Five questions with

WEST ADLER

JW: Where are you currently calling home, and how does that affect your surfing and work?
WA:
I live in Los Angeles, about ten blocks from the community I grew up in. I still surf the Venice Pier, where I learned how to surf and what it means to be a surfer multiple times a week. It's nice to drive 5 minutes and be surrounded by friends and family, in and out of the water. Also, Malibu being so close allows me to spend a large amount of time at Surfrider when I'm not working. That place has greatly influenced my development as a Longboarder. Work-wise, this city is perfect. I assist multiple artists in their studios; it feels more like a continuation of my art learning rather than work. Plus, both of them are surfers, so they understand when I'm late because the waves are good. 

JW: You are studying Art, a vast subject, what specifically interests you?
WA:
I am interested in Los Angeles as a landscape of interconnected histories and iconographies and the relationships individuals and cultural groups have with the scars left behind by these histories. On the other hand, I'm also curious about industrial materials and the experience of labor within industrial spaces. As I am young in my professional art career, my practice is fragmented, in the sense that I am exploring multiple avenues of working, both materially and relating to the subject, that don't necessarily intertwine.

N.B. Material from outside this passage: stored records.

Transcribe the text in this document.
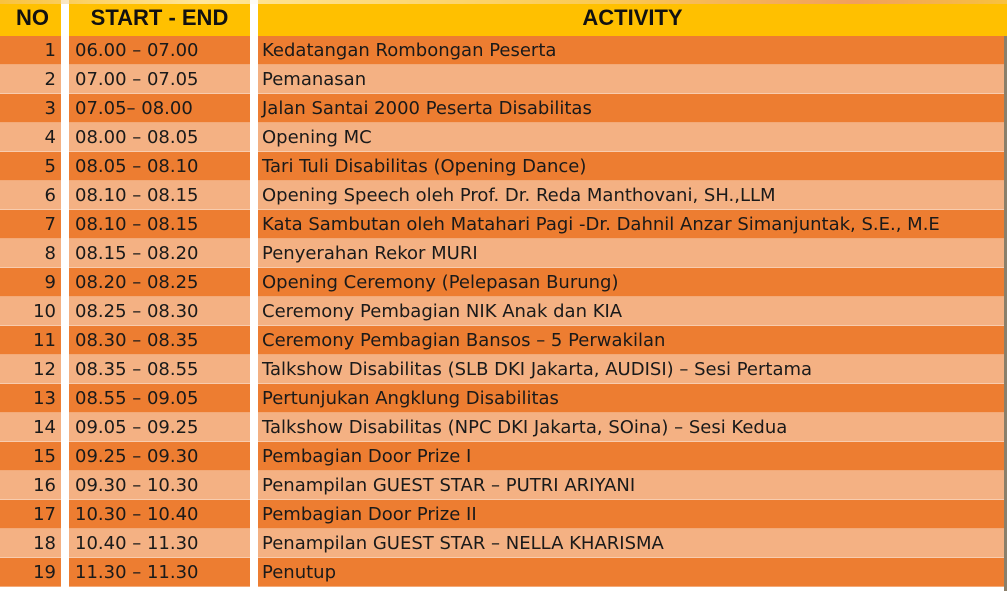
NO	START - END	ACTIVITY
1	06.00 – 07.00	Kedatangan Rombongan Peserta
2	07.00 – 07.05	Pemanasan
3	07.05– 08.00	Jalan Santai 2000 Peserta Disabilitas
4	08.00 – 08.05	Opening MC
5	08.05 – 08.10	Tari Tuli Disabilitas (Opening Dance)
6	08.10 – 08.15	Opening Speech oleh Prof. Dr. Reda Manthovani, SH.,LLM
7	08.10 – 08.15	Kata Sambutan oleh Matahari Pagi -Dr. Dahnil Anzar Simanjuntak, S.E., M.E
8	08.15 – 08.20	Penyerahan Rekor MURI
9	08.20 – 08.25	Opening Ceremony (Pelepasan Burung)
10	08.25 – 08.30	Ceremony Pembagian NIK Anak dan KIA
11	08.30 – 08.35	Ceremony Pembagian Bansos – 5 Perwakilan
12	08.35 – 08.55	Talkshow Disabilitas (SLB DKI Jakarta, AUDISI) – Sesi Pertama
13	08.55 – 09.05	Pertunjukan Angklung Disabilitas
14	09.05 – 09.25	Talkshow Disabilitas (NPC DKI Jakarta, SOina) – Sesi Kedua
15	09.25 – 09.30	Pembagian Door Prize I
16	09.30 – 10.30	Penampilan GUEST STAR – PUTRI ARIYANI
17	10.30 – 10.40	Pembagian Door Prize II
18	10.40 – 11.30	Penampilan GUEST STAR – NELLA KHARISMA
19	11.30 – 11.30	Penutup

JW: What do you want to express through your surfing?
WA:
I enjoy surfing the most when I'm on the right board for the wave or conditions at hand. Rather than expressing something outwardly, surfing feels right for me when I am smooth and can squeeze all I can out of a wave without force. There is a synergistic feeling when you finish a wave, and you feel that for every section and every maneuver, you were in the right place on the wave and could not have surfed any better. 

JW: How long have you been pursuing your passions as an artist?
WA
: I think it really clicked for me that I could be an artist or surf for a living when I was around 17 or 18. I found myself in a place where I began to understand that these things could be more than just a hobby or a passion. 

JW: What excites you about joining the July Wetsuits community?
WA:
I'm grateful to be in a community of amazing surfers and creatives. As a grom, I looked up to many of the people who are now a part of July Wetsuits, and I'm glad that I can surf with them as a part of the same team. This community is full of incredibly good surfers who all have and continue to push the boundaries; it makes me stay on my toes and experiment with my surfing.